I think we might need some more experienced fellas to sign up to make this happen. 

I took my first trip with the new yak today so tomorrow would only be round #2. 

I've got the GPS running if we get more takers.

Barrett


----------



## Wilbur (Jan 17, 2011)

I have to be at work by noon anyway. Next week sounds good to me.


----------



## jasonh1903 (Aug 6, 2010)

wareagle900 said:


> ok, gotcha thank you. And yes I have a pretty good bottom mapper and a handheld gps so I should be fine, I'm just trying to nail it down as best I can beforehand for god measure! Thank you again!
> 
> Btw, Im planning to go out thursday morning If anyone is interested. Do you all usually launch from that parking lot before the pickens area?

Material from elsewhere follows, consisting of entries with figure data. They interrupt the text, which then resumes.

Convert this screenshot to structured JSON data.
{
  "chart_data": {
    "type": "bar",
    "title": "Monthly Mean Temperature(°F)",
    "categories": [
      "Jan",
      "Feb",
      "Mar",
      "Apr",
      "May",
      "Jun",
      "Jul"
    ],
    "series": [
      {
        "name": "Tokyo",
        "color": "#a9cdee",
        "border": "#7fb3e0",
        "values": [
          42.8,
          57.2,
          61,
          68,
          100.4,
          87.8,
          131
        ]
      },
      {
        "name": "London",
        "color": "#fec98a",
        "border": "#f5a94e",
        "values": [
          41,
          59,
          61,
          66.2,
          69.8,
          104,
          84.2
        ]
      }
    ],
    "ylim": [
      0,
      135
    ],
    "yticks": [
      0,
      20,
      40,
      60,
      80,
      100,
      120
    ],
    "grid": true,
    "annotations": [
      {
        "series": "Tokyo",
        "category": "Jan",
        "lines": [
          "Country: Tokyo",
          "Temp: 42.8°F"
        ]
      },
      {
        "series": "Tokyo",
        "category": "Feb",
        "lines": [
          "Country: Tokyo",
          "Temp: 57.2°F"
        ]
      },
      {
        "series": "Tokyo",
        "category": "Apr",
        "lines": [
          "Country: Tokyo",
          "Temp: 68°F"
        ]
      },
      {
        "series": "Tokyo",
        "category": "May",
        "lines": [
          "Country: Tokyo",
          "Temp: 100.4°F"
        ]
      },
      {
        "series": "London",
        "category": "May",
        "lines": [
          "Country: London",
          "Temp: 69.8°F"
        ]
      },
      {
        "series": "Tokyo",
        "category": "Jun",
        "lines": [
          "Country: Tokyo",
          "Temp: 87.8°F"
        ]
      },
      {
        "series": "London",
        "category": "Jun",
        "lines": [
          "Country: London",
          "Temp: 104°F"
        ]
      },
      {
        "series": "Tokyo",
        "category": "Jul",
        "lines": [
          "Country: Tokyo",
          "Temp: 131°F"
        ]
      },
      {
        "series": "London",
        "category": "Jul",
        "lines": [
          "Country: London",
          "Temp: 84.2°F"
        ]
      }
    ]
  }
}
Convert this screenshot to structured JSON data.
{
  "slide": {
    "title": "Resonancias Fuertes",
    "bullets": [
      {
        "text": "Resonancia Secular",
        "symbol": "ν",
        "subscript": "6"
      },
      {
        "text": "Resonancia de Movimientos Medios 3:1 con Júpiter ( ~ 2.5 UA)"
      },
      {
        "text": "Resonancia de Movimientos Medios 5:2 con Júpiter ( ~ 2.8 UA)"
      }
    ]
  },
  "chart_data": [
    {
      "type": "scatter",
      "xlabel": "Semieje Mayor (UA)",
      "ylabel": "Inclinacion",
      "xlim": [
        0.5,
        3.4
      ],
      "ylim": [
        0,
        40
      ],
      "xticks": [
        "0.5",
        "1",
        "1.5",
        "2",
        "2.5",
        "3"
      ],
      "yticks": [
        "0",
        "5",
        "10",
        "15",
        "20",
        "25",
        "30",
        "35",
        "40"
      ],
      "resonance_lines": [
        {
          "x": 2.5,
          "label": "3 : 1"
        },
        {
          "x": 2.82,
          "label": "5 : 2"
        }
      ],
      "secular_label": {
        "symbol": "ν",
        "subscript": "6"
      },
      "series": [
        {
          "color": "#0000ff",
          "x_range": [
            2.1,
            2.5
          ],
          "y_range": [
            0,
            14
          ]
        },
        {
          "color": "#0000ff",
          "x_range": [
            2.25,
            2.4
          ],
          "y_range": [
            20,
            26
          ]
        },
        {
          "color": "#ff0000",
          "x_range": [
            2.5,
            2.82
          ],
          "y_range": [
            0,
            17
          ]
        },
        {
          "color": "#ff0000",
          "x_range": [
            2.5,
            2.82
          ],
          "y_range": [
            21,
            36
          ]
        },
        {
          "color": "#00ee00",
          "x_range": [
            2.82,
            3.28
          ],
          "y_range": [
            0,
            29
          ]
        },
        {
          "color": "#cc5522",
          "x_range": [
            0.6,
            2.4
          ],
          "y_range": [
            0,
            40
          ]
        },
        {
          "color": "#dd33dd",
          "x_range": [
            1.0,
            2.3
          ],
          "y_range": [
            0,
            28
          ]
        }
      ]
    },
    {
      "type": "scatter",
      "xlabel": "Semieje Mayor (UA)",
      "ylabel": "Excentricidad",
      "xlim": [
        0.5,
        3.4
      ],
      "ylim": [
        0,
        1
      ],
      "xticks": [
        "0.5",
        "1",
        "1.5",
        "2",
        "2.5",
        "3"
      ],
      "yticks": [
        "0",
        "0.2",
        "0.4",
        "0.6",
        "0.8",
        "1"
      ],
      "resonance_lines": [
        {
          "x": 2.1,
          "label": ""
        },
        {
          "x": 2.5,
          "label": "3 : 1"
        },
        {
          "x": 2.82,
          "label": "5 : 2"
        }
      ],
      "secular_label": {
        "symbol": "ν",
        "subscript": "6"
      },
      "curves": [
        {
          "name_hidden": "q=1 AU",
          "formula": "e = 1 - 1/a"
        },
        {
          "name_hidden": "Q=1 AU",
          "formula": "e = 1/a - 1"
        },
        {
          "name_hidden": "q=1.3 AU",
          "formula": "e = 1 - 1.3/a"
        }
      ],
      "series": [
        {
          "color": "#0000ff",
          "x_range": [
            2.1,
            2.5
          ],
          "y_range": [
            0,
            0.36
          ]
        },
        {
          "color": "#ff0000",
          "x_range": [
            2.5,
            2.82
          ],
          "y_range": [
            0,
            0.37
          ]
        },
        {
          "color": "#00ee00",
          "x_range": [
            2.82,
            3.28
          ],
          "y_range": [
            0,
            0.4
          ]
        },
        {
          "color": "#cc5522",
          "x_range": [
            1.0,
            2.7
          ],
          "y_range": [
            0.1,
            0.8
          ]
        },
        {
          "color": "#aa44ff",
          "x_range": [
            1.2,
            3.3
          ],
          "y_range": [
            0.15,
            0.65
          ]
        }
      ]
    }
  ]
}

launch from 2end parking lot on left once inside the gate. Head south east and you'll be on it in 2 miles. If you launch from outside the gate your looking at a 5 mile paddle.


----------



## wareagle900 (Feb 24, 2009)

jasonh1903 said:


> launch from 2end parking lot on left once inside the gate. Head south east and you'll be on it in 2 miles. If you launch from outside the gate your looking at a 5 mile paddle.


So if that is the case, Is the spot marked on the google earth snapshot incorrect?

And this may be a complete noob question, but do you guys mostly fish a carolina and just drop and let it sit or do you reel up and down to work the water column?


----------